Karşılıksız maaş alanların birikimleri, Batı bankalarının bir tür el konmuş sermayesine dönüştü, bununla birlikte onları Batı`yı dolaşıp oralarda yiyip içen başıboş turistler ediverdi.

Petrolün değer kaybetmesi durumunda bu maaşlı iş görmezler ne yapacak? Kocaman bir hiç…

Sorun sadece petrol zenginliği değildir elbette. Petrol, sorunumuzun anlaşılmasında sadece bir simgedir.

Tarih boyunca kendisine yeten bir ekonomiye sahip olmuş birer coğrafyada kurulu Türkiye, Mısır, İran gibi ülkelerin İMF`ye borçlandırılmasını ekonomik saldırı dışında anlamak mümkün müdür?

Türkiye gibi altı, üstü ve çevresi zenginliklerle çevrili bir coğrafya Batı`dan hangi koşullarda bağımsız hareket edemeyecek kadar borçlansın? Ya da Mısır ve aynı zamanda petrol zengini İran…

SALDIRININ BİR BAŞKA AYAĞI:BUNALIM EKONOMİSİ

İslam âlemine yönelik üçüncü ekonomik saldırı, nüfusları ve coğrafyaları İslam âlemine yön verebilecek ülkelerin ekonomi sistemine hükmederek onları sürekli bağımlı bir hâlde tutmak, onları bu bağımlılık içinde hep ekonomik bunalım içinde bırakmak, yol almalarını engellemektir.

Bu ülkelerden herhangi biri yol alma niyetinde olduğunda tedbirlerle karşılaşır.
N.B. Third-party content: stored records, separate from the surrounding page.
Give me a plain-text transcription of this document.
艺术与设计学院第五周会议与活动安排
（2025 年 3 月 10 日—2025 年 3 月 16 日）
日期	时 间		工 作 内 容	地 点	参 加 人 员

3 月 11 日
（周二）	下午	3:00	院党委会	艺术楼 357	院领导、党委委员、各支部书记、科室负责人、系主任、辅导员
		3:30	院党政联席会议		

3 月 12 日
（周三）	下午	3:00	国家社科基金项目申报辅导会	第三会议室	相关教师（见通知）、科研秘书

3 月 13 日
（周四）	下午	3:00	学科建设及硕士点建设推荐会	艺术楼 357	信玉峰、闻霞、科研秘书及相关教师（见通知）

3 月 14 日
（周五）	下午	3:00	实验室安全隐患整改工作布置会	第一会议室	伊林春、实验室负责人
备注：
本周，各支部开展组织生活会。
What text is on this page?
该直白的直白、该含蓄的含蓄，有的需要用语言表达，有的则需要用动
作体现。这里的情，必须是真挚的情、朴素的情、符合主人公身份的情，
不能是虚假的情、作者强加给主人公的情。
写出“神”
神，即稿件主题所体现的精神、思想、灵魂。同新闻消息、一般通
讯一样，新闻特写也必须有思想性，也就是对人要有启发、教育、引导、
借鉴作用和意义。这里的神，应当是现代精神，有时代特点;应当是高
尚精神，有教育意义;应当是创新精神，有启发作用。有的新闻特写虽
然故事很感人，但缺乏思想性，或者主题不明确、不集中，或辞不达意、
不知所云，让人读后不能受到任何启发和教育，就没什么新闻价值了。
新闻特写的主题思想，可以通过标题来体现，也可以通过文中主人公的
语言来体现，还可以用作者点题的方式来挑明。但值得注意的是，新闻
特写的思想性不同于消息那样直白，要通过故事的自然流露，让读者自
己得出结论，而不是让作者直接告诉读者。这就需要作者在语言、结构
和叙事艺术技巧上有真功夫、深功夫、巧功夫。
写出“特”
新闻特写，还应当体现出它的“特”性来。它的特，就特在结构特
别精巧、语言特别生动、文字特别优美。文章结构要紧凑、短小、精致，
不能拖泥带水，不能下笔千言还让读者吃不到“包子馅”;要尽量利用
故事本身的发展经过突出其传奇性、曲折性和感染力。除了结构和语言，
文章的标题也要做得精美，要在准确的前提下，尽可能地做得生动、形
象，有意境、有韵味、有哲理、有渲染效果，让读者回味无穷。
Ya bu niyet yok edilir, ya bu niyet kontrol altına alınır, durdurulur, değiştirilir, Batı`nın sistemiyle uyumlu hâle getirilir ya da yaptırım seçeneği kullanılır.

Bugünün dünyasında yaptırım, artık etkili bir silah değildir, yaptırımı uygulayanların aleyhine dönebilir. Öz imkânlara yönelmeyi sağlayıp gelecekte Batı`nın ekonomi silahını etkisizleştirecek alternatif bir ekonomi oluşturarak, Batı`nın mallarını Batı`da bırakarak…

Bunun yerine daha etkili yollar geliştirilmeye çalışılıyor. Ama Batı`nın eli eskisi kadar rahat değil.

Biz, zenginliklerimizi ne çıkarabildik, ne işletebildik ne de kendi ölçülerimize göre satabildik. Onlar, gelip bu zenginlikleri çıkardılar, işlettiler ve sonra kendi ölçülerince sattılar. Biz de kendi zenginliğimizin alıcısı oluverdik. Alan mahkûmdur. Satan, bunu bilir. İslam âlemine yapılacak en büyük hizmet, onu bu alıcı durumdan, bu bağımlı durumdan kurtarmaktır. 

Batı`nın bugün içinde bulunduğu durum, böyle bir atılım için uygundur. Ancak İslam âleminde işbirliği yapılacak gücün bulunamayışı bu atılımı güçleştiriyor. Dolayısıyla sorun, bir ülkenin, bir halkın problemi olmaktan çıkıyor, bir ümmet problemine dönüşüyor. Soruna bu geniş açıdan bakıldığında onun üstesinden gelinir. 

Batı, ekonomiye hükmederek insanlığa hükmedebileceğine inanıyor. Ekonomiyi ilahlaştırıyor. Hiçbir gücün o ilaha karşı direnemeyeceğini düşünüyor. İslam âlemi bu ilaha ya “La” diyecek ya da Batı adına ona boyun eğecektir. Bir tarafta zillet, diğer tarafta kurtuluş vardır.